What happened in Gauteng will be a bad reflection on President Ramaphosa. We should remember that it is unprecedented for the ANC to lose all metros.
It does not project his leadership in a good light,” said Professor Zwelinzima Ndevu, director of the School of Public Leadership at Stellenbosch University.
“I think the EFF had no choice as it was either the DA or the ANC. However, they could use this situation in their favour by saying they are selfless and putting the interests of South Africans first.”
For the first time since the country’s democracy the ANC has lost its key metros (Johannesburg, Ekurhuleni and Tshwane) in Gauteng. The party received some consolation when it regained power in eThekwini on Wednesday.
The ANC’s support dropped to just over 45% at the polls, compared to 53.91% in the 2016 municipal elections.
While the party is expected to brief the media on the latest developments in local government on Thursday, Ramaphosa lamented that the party’s poor performance was a “setback” for the ANC. He was speaking to the media during the visit by Kenyan President Uhuru Kenyatta at the Union Buildings in Tshwane on Tuesday.
Political analyst Keith Gottschalk said it was “ironic” that voters were punishing Ramaphosa for the consequences of municipal corruption, which peaked under former President Jacob Zuma.
“The challenge to the ANC is to enable ratepayers and other municipal voters to experience an improvement in municipalities under their control before the 2026 local government elections come up,” he said.
He said the EFF voting with the DA to oust the ANC was similar to when other predominantly black parties in the City of Cape Town preferred to vote for Helen Zille as mayor in the 2006 elections.
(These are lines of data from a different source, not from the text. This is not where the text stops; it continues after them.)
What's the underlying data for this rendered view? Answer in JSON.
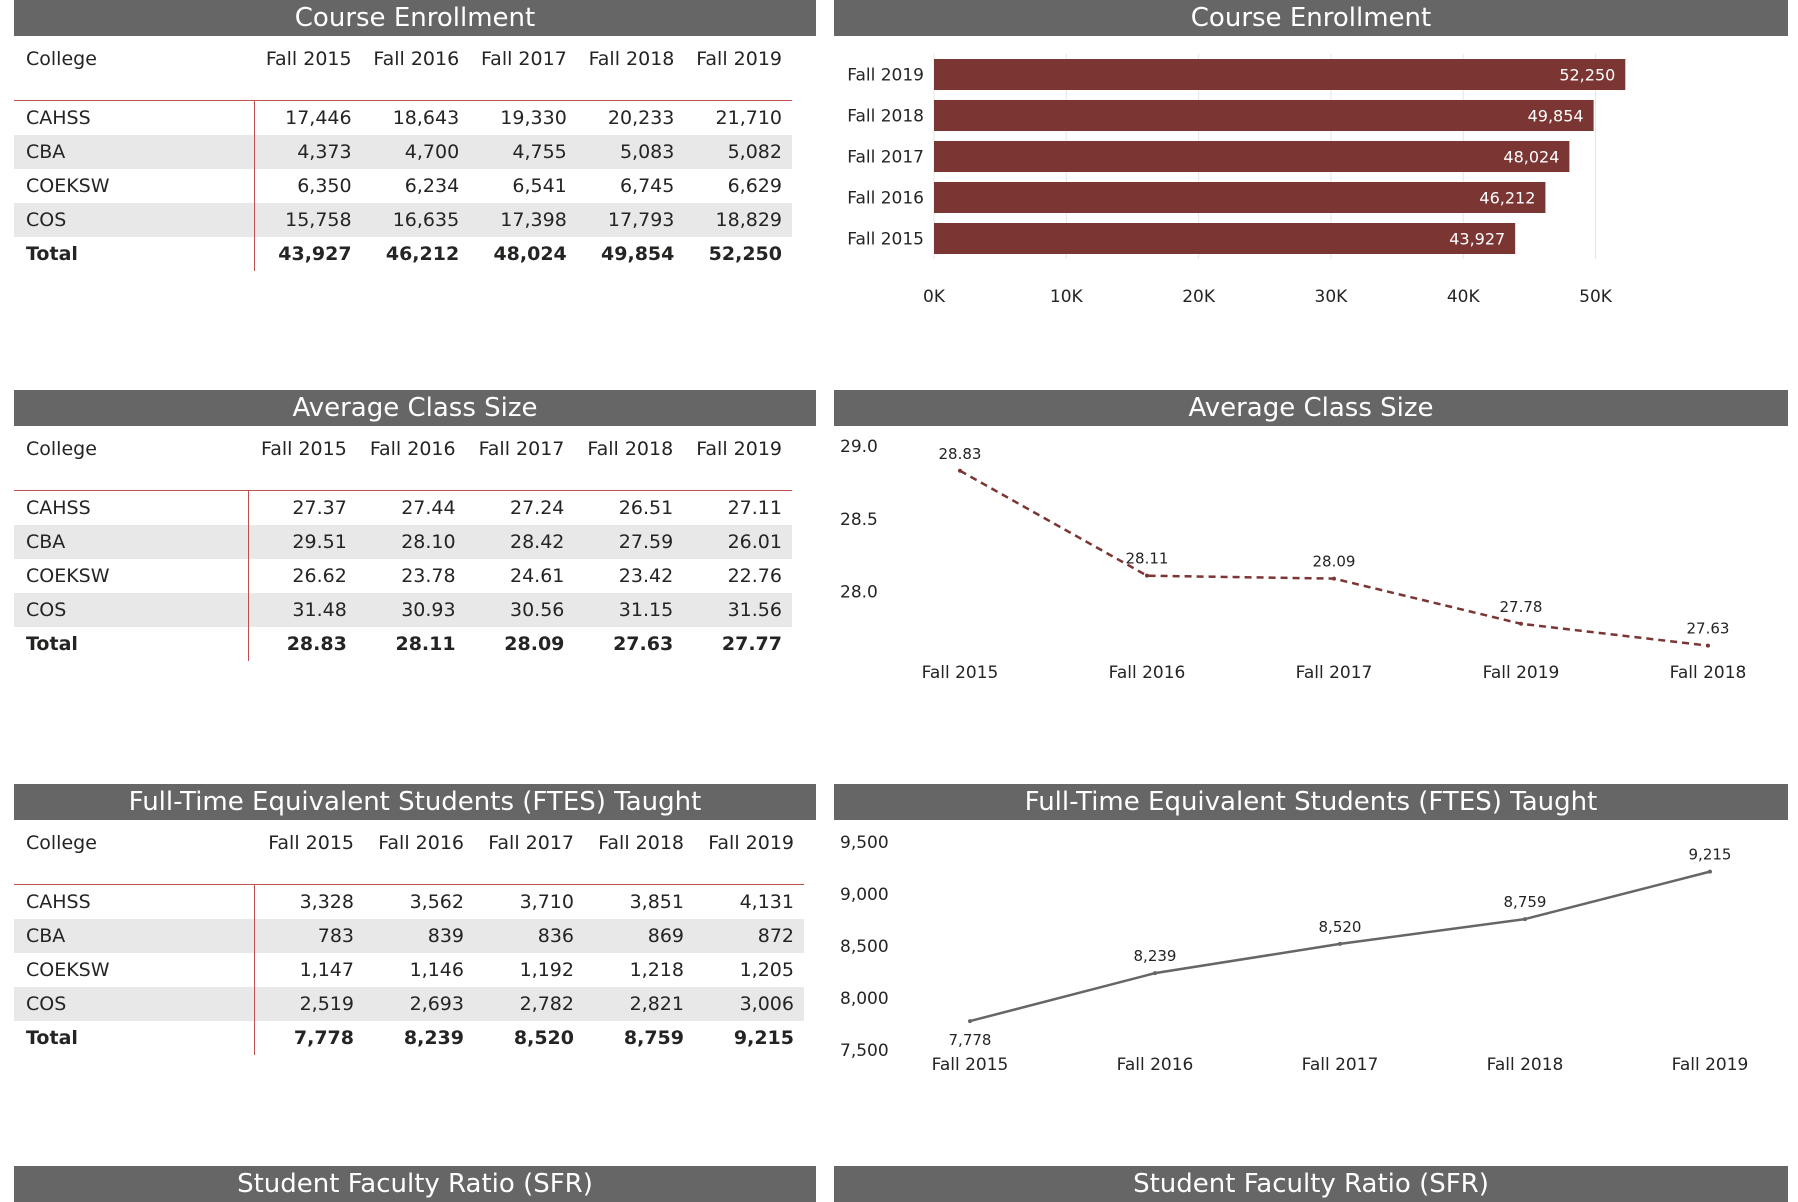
{
  "sections": [
    {
      "table_title": "Course Enrollment",
      "chart_title": "Course Enrollment",
      "table": {
        "columns": [
          "College",
          "Fall 2015",
          "Fall 2016",
          "Fall 2017",
          "Fall 2018",
          "Fall 2019"
        ],
        "rows": [
          [
            "CAHSS",
            "17,446",
            "18,643",
            "19,330",
            "20,233",
            "21,710"
          ],
          [
            "CBA",
            "4,373",
            "4,700",
            "4,755",
            "5,083",
            "5,082"
          ],
          [
            "COEKSW",
            "6,350",
            "6,234",
            "6,541",
            "6,745",
            "6,629"
          ],
          [
            "COS",
            "15,758",
            "16,635",
            "17,398",
            "17,793",
            "18,829"
          ]
        ],
        "total": [
          "Total",
          "43,927",
          "46,212",
          "48,024",
          "49,854",
          "52,250"
        ]
      }
    },
    {
      "table_title": "Average Class Size",
      "chart_title": "Average Class Size",
      "table": {
        "columns": [
          "College",
          "Fall 2015",
          "Fall 2016",
          "Fall 2017",
          "Fall 2018",
          "Fall 2019"
        ],
        "rows": [
          [
            "CAHSS",
            "27.37",
            "27.44",
            "27.24",
            "26.51",
            "27.11"
          ],
          [
            "CBA",
            "29.51",
            "28.10",
            "28.42",
            "27.59",
            "26.01"
          ],
          [
            "COEKSW",
            "26.62",
            "23.78",
            "24.61",
            "23.42",
            "22.76"
          ],
          [
            "COS",
            "31.48",
            "30.93",
            "30.56",
            "31.15",
            "31.56"
          ]
        ],
        "total": [
          "Total",
          "28.83",
          "28.11",
          "28.09",
          "27.63",
          "27.77"
        ]
      }
    },
    {
      "table_title": "Full-Time Equivalent Students (FTES) Taught",
      "chart_title": "Full-Time Equivalent Students (FTES) Taught",
      "table": {
        "columns": [
          "College",
          "Fall 2015",
          "Fall 2016",
          "Fall 2017",
          "Fall 2018",
          "Fall 2019"
        ],
        "rows": [
          [
            "CAHSS",
            "3,328",
            "3,562",
            "3,710",
            "3,851",
            "4,131"
          ],
          [
            "CBA",
            "783",
            "839",
            "836",
            "869",
            "872"
          ],
          [
            "COEKSW",
            "1,147",
            "1,146",
            "1,192",
            "1,218",
            "1,205"
          ],
          [
            "COS",
            "2,519",
            "2,693",
            "2,782",
            "2,821",
            "3,006"
          ]
        ],
        "total": [
          "Total",
          "7,778",
          "8,239",
          "8,520",
          "8,759",
          "9,215"
        ]
      }
    },
    {
      "table_title": "Student Faculty Ratio (SFR)",
      "chart_title": "Student Faculty Ratio (SFR)"
    }
  ],
  "colors": {
    "header_bg": "#666666",
    "bar": "#7b3533",
    "accent_line": "#c0504d",
    "line_dashed": "#7b3533",
    "line_solid": "#666666"
  },
  "chart_data": [
    {
      "type": "bar",
      "orientation": "horizontal",
      "title": "Course Enrollment",
      "categories": [
        "Fall 2019",
        "Fall 2018",
        "Fall 2017",
        "Fall 2016",
        "Fall 2015"
      ],
      "values": [
        52250,
        49854,
        48024,
        46212,
        43927
      ],
      "value_labels": [
        "52,250",
        "49,854",
        "48,024",
        "46,212",
        "43,927"
      ],
      "xlim": [
        0,
        52000
      ],
      "ticks": [
        0,
        10000,
        20000,
        30000,
        40000,
        50000
      ],
      "tick_labels": [
        "0K",
        "10K",
        "20K",
        "30K",
        "40K",
        "50K"
      ],
      "grid": true
    },
    {
      "type": "line",
      "style": "dashed",
      "title": "Average Class Size",
      "categories": [
        "Fall 2015",
        "Fall 2016",
        "Fall 2017",
        "Fall 2019",
        "Fall 2018"
      ],
      "values": [
        28.83,
        28.11,
        28.09,
        27.78,
        27.63
      ],
      "value_labels": [
        "28.83",
        "28.11",
        "28.09",
        "27.78",
        "27.63"
      ],
      "ylim": [
        27.6,
        29.0
      ],
      "ticks": [
        28.0,
        28.5,
        29.0
      ],
      "tick_labels": [
        "28.0",
        "28.5",
        "29.0"
      ],
      "grid": false
    },
    {
      "type": "line",
      "style": "solid",
      "title": "Full-Time Equivalent Students (FTES) Taught",
      "categories": [
        "Fall 2015",
        "Fall 2016",
        "Fall 2017",
        "Fall 2018",
        "Fall 2019"
      ],
      "values": [
        7778,
        8239,
        8520,
        8759,
        9215
      ],
      "value_labels": [
        "7,778",
        "8,239",
        "8,520",
        "8,759",
        "9,215"
      ],
      "ylim": [
        7500,
        9500
      ],
      "ticks": [
        7500,
        8000,
        8500,
        9000,
        9500
      ],
      "tick_labels": [
        "7,500",
        "8,000",
        "8,500",
        "9,000",
        "9,500"
      ],
      "grid": false
    }
  ]
}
“ANC negotiators have to make judgement calls about how much they can offer other parties to form coalitions in different towns,” he said.
CPUT political analyst Dr Kuhle Zwakala said the ANC’s “failure” or under-performance could be directly attributed to the culture of looting with impunity which had characterised the government and the ANC in the past few years.
“I make this assertion because there is an apparent overlap between local, provincial and national government elections and party preference.
“In fact, Ramaphosa has spent his first term accounting for the blunders of his predecessor. Therefore, citizens have punished the ANC for all its errors in the 2021 elections.
“Unfortunately, we have seen the instability caused by the DA-EFF coalition in the past 5 years in two major metros. More chaos can be expected in all metros where the two parties have formed coalitions,” Zwakala said.
ANC spokesperson Pule Mabe and the party’s head of elections, Fikile Mbalula, did not respond to questions by deadline.